The security cameras would be placed to catch incidents of elder care abuse, nursing home neglect and other areas of concern for safety and well-being of home residents. Camera footage, advocates say, would assist facilities identify poor care providers, and would allow law enforcement officers to pursue complaints.
Lawmakers in Oklahoma are considering allowing mandatory video surveillance in that state's more than 300 nursing homes, which serve more than 20,000 residents. The mandatory video monitoring is planned to go to the 2013 Legislature. Proponents of video monitors argue that the cameras will potentially protect nursing home residents from abuse, assaults, rape and theft, and will also allow a way to better monitor daily care.
Video monitors can even help family members check in on their loved ones.
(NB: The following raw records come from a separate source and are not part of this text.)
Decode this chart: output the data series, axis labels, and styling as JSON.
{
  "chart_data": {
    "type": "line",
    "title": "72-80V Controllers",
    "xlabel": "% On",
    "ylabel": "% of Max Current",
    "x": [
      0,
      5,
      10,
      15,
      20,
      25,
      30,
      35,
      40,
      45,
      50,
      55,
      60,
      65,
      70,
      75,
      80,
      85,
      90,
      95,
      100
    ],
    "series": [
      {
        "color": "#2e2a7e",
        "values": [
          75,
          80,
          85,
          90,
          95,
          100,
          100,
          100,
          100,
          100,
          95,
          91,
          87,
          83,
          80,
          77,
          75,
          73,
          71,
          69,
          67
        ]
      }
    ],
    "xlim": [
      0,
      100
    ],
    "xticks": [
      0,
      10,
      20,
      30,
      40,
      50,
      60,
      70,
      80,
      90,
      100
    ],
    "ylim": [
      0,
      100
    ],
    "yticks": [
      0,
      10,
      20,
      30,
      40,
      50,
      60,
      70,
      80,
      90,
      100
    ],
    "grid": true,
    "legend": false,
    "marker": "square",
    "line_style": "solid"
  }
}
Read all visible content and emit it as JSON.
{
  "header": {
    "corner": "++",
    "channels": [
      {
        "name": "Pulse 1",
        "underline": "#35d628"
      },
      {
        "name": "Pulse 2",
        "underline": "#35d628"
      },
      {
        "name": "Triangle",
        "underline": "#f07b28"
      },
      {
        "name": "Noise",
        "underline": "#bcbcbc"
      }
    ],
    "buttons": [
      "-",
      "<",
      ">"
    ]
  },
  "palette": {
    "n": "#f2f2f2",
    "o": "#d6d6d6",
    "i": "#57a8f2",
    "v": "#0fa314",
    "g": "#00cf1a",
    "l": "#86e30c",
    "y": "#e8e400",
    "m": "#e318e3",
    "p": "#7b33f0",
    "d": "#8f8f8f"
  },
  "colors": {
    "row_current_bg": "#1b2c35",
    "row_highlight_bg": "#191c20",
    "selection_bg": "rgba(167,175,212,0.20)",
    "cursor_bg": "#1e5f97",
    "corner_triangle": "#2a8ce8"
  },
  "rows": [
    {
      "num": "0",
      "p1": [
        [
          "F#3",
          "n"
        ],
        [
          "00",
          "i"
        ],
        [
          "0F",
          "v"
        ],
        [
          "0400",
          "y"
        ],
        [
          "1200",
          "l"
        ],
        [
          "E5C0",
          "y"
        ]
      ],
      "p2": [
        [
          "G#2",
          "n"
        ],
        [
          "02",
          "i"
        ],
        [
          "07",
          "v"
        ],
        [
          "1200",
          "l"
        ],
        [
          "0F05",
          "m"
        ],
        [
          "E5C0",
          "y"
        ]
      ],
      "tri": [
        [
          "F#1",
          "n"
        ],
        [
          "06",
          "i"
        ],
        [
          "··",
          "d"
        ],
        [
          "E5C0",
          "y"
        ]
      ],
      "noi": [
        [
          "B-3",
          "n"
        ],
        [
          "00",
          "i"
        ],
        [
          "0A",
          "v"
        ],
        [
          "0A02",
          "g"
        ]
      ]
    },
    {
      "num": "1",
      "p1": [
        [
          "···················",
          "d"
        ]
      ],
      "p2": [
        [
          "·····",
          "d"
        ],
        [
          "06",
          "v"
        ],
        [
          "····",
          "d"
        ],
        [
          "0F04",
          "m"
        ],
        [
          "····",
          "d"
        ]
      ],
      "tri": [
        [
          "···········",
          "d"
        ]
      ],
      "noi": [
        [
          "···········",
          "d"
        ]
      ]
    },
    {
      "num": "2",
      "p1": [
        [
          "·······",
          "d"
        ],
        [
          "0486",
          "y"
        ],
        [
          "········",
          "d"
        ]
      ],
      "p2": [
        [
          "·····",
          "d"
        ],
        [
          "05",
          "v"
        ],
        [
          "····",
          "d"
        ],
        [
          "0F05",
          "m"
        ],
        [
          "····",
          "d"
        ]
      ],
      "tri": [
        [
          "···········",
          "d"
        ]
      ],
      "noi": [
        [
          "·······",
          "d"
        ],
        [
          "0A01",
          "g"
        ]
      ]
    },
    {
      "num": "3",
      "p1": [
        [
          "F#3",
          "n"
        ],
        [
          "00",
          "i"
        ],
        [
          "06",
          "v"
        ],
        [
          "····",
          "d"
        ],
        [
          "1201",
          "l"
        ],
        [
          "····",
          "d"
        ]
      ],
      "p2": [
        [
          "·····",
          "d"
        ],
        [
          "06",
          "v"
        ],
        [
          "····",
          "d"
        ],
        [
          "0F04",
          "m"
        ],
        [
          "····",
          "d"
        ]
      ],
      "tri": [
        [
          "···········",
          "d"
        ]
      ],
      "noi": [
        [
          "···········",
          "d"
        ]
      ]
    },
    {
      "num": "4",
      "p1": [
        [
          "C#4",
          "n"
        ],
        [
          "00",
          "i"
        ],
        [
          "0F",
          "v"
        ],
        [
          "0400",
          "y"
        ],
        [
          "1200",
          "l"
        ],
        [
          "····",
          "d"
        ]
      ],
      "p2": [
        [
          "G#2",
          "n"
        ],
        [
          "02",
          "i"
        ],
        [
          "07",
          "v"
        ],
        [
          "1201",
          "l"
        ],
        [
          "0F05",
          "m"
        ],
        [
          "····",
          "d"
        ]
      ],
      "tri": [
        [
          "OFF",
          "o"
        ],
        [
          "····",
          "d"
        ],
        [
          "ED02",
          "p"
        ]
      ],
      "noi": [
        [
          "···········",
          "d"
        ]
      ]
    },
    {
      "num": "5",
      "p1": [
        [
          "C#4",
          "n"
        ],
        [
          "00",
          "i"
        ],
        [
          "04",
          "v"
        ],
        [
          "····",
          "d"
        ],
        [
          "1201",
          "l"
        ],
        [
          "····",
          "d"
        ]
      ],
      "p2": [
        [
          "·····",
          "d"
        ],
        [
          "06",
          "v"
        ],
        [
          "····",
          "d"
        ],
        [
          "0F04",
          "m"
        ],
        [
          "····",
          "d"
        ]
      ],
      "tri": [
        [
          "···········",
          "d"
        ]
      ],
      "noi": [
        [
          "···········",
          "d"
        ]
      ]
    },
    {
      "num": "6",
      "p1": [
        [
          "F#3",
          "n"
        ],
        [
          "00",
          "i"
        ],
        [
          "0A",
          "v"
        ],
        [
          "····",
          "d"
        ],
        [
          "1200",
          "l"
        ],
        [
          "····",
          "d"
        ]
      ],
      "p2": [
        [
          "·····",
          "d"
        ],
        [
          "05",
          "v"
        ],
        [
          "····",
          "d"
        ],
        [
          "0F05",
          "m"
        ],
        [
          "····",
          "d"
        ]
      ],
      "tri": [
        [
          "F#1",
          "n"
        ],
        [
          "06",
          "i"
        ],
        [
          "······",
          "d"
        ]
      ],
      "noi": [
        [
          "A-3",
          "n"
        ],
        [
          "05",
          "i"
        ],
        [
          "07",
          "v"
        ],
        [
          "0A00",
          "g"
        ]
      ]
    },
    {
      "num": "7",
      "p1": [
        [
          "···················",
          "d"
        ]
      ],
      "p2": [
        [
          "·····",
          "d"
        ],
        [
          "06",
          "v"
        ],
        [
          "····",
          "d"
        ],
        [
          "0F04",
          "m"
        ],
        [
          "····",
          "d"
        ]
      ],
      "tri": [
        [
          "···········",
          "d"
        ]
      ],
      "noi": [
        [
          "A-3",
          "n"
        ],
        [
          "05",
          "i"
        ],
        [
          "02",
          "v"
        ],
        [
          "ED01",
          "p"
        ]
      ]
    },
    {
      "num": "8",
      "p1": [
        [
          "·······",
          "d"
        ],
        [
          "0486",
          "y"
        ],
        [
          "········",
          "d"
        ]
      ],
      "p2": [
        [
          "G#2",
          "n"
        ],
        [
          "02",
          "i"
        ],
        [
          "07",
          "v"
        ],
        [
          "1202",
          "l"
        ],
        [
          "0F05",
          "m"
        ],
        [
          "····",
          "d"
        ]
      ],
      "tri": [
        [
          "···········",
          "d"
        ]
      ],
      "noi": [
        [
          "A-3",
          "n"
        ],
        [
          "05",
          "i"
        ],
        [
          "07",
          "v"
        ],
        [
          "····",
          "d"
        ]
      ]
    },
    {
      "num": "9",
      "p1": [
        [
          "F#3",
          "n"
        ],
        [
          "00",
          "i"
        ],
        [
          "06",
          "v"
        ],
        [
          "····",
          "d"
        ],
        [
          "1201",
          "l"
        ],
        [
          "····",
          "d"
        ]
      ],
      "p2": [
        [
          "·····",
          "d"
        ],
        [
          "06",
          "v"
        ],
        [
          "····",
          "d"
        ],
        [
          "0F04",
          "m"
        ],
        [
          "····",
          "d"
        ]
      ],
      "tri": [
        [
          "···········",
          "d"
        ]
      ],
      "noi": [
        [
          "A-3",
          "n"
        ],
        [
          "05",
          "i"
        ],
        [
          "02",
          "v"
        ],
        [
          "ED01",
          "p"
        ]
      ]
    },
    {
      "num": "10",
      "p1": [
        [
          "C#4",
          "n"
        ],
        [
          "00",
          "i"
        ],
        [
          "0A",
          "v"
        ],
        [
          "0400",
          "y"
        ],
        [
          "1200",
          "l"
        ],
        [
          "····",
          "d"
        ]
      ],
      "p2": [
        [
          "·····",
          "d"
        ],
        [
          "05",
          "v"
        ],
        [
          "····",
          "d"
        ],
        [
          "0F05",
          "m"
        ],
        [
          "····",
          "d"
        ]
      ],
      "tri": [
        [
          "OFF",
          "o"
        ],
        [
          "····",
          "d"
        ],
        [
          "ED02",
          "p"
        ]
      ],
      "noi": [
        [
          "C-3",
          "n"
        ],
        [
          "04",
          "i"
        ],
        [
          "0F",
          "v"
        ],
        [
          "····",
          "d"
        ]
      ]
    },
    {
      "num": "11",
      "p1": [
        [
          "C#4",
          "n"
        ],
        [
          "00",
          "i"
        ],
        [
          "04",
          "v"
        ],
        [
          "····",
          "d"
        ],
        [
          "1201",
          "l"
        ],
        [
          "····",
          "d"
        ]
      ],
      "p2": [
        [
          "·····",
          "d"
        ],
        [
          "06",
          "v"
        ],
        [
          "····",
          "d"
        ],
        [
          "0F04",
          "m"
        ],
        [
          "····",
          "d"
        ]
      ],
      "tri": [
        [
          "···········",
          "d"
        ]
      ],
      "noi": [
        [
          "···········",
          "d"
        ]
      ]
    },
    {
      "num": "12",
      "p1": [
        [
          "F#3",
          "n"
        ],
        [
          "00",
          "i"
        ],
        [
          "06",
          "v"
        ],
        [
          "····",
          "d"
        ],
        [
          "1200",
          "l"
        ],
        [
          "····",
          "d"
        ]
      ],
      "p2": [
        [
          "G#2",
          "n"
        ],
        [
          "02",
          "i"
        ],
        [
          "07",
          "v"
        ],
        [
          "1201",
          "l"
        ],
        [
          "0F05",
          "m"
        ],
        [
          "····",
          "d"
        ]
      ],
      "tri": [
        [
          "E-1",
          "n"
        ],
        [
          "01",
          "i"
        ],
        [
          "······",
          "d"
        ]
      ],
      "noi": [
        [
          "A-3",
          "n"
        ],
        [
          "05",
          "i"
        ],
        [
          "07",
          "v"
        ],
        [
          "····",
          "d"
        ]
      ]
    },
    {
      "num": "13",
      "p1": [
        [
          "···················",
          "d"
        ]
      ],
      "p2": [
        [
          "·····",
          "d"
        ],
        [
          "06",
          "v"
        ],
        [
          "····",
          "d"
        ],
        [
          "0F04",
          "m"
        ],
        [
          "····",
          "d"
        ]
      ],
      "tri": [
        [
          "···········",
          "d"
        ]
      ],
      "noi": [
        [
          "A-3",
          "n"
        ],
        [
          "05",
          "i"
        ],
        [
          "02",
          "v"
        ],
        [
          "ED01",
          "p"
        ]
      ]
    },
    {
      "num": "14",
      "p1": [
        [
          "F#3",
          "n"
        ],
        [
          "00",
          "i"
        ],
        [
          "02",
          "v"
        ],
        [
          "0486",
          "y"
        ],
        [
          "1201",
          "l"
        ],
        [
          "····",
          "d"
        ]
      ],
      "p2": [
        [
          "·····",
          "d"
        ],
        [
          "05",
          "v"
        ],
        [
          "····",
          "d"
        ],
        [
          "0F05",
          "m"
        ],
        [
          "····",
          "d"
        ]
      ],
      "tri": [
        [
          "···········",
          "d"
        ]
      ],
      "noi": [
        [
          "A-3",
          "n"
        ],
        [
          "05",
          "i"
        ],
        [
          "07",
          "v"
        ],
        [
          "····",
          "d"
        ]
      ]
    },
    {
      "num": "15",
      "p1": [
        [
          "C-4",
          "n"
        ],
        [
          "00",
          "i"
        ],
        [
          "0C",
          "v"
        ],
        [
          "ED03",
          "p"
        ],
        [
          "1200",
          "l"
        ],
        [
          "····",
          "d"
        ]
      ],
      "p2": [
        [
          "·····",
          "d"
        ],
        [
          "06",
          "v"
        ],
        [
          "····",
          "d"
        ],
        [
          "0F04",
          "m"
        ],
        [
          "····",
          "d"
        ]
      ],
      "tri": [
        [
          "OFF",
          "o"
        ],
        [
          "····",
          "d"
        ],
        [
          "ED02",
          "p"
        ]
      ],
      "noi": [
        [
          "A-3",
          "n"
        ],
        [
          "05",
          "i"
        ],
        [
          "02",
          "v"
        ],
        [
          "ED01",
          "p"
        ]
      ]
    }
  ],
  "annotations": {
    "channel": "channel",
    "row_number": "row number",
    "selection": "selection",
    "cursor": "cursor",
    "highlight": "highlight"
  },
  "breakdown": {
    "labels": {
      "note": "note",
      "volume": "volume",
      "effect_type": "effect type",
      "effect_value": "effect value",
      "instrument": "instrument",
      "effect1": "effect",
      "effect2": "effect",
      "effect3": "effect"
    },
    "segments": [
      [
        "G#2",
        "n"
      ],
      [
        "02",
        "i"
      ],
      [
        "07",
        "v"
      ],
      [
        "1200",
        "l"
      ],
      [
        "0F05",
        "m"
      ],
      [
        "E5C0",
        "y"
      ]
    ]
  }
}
The cameras would help in cases where a resident was the victim of an assault or attack and was unable to provide law enforcement with details or identification of the assailant, as well as providing a possible deterrent.
"Video monitoring is becoming increasingly common everywhere from child care centers to pet care facilities, and would not be difficult technology to implement," says Dallas elder law attorney John Hale.
Oklahoma's state AARP chapter has stated that it supports video monitoring; Texas has a law on the books from 2001, designed to protect nursing home residents by allowing them to request electronic monitoring devices. They amended it to also allow the state's more than 100 assisted living residences the same request in 2003.
Opponents of the bill cite concerns that mandatory cameras would be costly for facilities to purchase and install, much less hiring personnel to review tapes. They state that money would be better spent on finding higher quality care and retaining that care with better wages. Other concerns include the effectiveness of such monitoring. If bedrooms and bathrooms are off-limits for cameras due to privacy issues and the majority of abuse takes place out of public view, cameras may create a false sense of security.